Some, like ESPN’s Jay Bilas—a union supporter—are calling the NLRB decision only a “short-term victory” for the establishment, because the NLRB basically just “punted” the issue to federal court, but it is actually far more damaging than that. It makes prospects in any kind of court, assuming this group of players (now largely graduated), keep fighting, daunting. Losing the NCAA’s appeal means that other football players have no other recourse unless a new group of students down the line tries again to organize their teammates and actually withhold their labor and refuse to take the field. Only that will make the Alan K. Cubbages of this world see the importance of actually sitting down with the players and engaging them as human beings as opposed to chattel.
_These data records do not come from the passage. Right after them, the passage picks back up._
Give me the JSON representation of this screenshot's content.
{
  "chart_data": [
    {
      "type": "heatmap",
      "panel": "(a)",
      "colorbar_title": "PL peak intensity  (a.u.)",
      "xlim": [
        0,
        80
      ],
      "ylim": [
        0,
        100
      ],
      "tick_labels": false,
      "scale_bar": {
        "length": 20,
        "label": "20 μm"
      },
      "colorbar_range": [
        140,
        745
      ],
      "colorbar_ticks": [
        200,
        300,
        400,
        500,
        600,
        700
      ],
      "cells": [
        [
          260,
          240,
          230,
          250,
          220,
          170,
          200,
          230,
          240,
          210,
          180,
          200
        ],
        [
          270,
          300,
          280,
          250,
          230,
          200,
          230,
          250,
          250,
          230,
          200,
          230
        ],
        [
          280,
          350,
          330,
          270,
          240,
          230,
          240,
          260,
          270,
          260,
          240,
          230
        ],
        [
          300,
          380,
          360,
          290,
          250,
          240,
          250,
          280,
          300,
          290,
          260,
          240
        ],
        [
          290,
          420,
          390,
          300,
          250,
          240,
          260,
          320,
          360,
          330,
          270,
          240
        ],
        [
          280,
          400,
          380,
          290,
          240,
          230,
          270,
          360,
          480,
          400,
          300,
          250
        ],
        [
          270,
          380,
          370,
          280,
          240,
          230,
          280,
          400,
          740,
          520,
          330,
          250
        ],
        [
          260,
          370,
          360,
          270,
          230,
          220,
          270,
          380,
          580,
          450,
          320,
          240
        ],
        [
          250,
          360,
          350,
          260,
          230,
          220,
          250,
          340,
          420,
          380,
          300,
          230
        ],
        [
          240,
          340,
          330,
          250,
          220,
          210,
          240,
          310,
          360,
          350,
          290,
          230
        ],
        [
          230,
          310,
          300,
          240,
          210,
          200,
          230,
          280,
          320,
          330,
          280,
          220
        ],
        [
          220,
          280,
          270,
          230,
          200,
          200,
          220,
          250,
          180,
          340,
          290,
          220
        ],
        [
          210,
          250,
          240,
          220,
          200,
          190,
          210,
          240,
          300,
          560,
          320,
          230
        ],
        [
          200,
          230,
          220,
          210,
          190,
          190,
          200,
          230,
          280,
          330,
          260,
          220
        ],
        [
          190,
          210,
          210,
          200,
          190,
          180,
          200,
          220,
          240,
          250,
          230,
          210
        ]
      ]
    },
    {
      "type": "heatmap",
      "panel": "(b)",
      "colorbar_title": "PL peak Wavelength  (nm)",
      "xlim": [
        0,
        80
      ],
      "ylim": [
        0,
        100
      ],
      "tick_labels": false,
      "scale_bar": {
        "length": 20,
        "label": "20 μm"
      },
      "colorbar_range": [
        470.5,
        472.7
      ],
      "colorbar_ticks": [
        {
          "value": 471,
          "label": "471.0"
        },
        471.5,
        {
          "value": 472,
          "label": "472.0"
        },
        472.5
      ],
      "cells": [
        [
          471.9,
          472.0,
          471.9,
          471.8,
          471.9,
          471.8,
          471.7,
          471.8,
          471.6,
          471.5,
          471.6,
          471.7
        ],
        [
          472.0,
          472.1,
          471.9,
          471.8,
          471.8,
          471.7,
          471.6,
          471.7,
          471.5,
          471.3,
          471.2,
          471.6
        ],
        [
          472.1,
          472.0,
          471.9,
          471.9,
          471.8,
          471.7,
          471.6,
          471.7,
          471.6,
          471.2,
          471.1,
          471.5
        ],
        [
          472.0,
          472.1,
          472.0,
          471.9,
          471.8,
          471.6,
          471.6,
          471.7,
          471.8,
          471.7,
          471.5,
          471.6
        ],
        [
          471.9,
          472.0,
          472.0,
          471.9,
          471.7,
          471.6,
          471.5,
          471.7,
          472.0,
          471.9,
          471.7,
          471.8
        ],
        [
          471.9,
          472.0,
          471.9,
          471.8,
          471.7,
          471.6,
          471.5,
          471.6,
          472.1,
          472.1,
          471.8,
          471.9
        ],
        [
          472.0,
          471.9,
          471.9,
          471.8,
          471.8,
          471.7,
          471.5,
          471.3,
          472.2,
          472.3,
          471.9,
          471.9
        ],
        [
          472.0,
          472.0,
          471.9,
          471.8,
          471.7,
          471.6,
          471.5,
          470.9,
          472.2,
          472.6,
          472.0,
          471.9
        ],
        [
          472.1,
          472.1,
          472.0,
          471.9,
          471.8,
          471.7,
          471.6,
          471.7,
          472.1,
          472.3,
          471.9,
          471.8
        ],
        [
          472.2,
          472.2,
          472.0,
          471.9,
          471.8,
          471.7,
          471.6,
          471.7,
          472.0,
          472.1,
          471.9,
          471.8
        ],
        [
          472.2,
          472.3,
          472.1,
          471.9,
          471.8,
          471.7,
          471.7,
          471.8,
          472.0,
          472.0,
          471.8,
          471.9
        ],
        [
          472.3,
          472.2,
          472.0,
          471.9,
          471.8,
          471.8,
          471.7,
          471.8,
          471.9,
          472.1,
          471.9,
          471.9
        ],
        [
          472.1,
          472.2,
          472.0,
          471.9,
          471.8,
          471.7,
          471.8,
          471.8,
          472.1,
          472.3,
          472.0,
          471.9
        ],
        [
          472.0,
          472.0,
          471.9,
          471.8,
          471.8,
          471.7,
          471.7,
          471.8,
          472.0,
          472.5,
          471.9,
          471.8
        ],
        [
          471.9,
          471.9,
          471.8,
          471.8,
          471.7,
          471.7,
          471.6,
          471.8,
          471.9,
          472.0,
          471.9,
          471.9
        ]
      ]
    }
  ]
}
That may sound somewhat pie-in-the-sky, but it is also inevitable. As long as the NCAA makes billions for themselves and cable networks, millions for coaches and broadcasters, and thousands of dollars for all manner of people attaching themselves to this beached whale of a system, players will grouse, they will grumble, and eventually, they will organize. The NCAA and their lawyers—who by the way did not work this case on an amateur basis—will say that their system now sits on a firm legal foundation. Perhaps. But morally, they still do not have a leg to stand on.